Thursday, September 07, 2006

Latest column: Back to School (sigh...)

My oldest son started first grade yesterday. He’s excited about getting his very own desk, about eating lunch in the cafeteria, about playing with his friends at recess. He’s been looking forward to this week all month.

But I’m in agony. Sending Christian to first grade is, perhaps, the hardest thing I’ve been asked to do since his 30-hour labor and delivery seven years ago. And that, my friends, was a hard day. Err, days.

I feel like I did back in my school days, begging for just one more week. Please, God, let me have one more week with my son before the school owns him. Before his teacher sees more of him than I do.

You’d think I’d have gotten this out of my system when we sent him to kindergarten.

“Did you cry?” friends asked that day, nodding in anticipation of my quivering lip.
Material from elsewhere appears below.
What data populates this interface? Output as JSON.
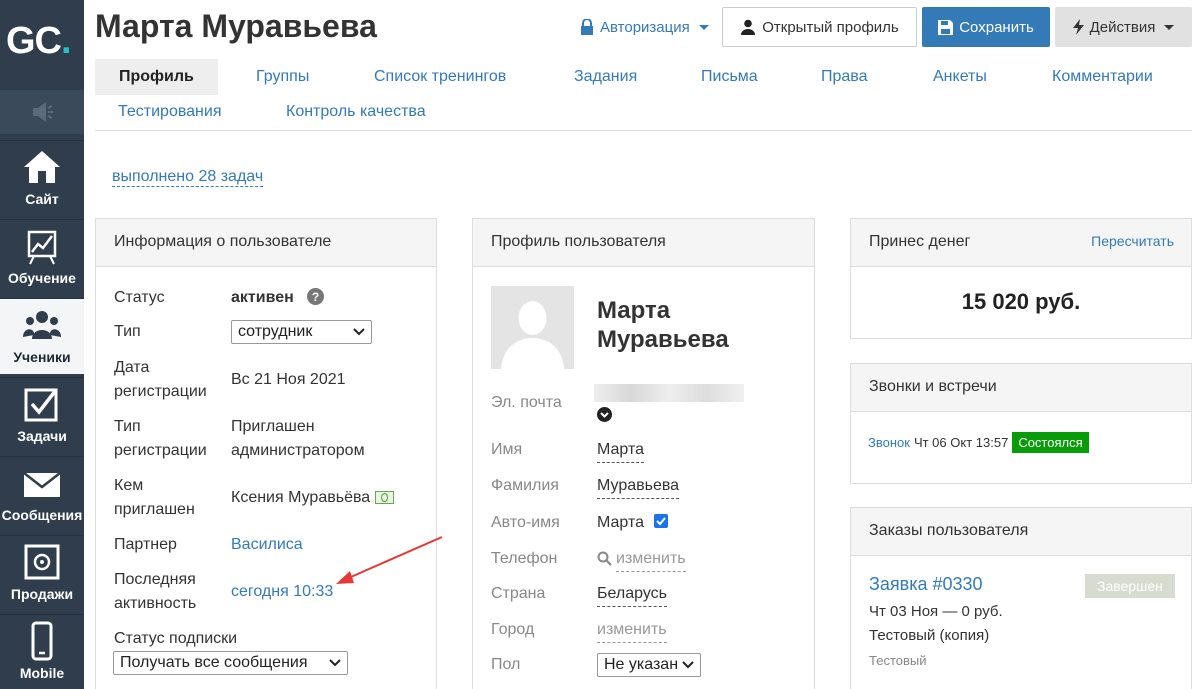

“No,” I’d answer truthfully — as if admitting I had no soul.

But sending Christian to kindergarten was exciting. He was ready. We were ready. And, most importantly, he was still mine. Heck, I hardly had time to buy groceries in the 2-1/2 hours he was in Mrs. Hansen’s afternoon kindergarten class.

First grade is different. I can’t shake the feeling that “This Is It.” That I’ve just lost my little boy forever.

As far as I can tell, the school now owns him for the next 12 years. And then he’ll leave for college — probably to somewhere far away. And then he’ll get married. And, let’s face it, he’ll spend the holidays with his wife’s family, because that’s how it is and I’llhardlyeverseehimagain.

In a sort of pre-emptive strike, I took Christian out last weekend for a Mommy and Me day. A last hurrah before life as I know it ends. We combined it with back-to-school shopping. A little DQ, a little Star Wars undies.

He brightened when I told him he’d get to spend the day alone with me, but groaned when I told him we’d spend it at the mall.

And I don’t blame him. Kids have better things to do than try on clothes all day. And parents have better things to do than follow them around, begging them to just try on the clothes already.

We knew this going in, and we faced up to it from the beginning: “Neither of us want to do this, Christian,” I said, as we maneuvered into the last parking space within a half-mile radius of Herberger’s. “It’s painful and no fun. But I can’t send you to school naked. So let’s just get it over with.” He nodded, accepting his fate.

And we had a nice day. We shared a box of Rainbow Popcorn in the food court. We mugged in the dressing room mirrors. We sang a little cheer on the way home: “We’re all done sho-o-oping, all done sho-o-o-ping…!”

I watched him singing in the rearview mirror. A monster child compared to the baby I brought home just days ago… in 1999. Blue eyes like his dad’s. Freckles like mine had been. Sweet. Funny. Mine.

Mine. But only for so short a time. He’s sand slipping between my fingers. And I suspect I won’t get through another first day of school without tears.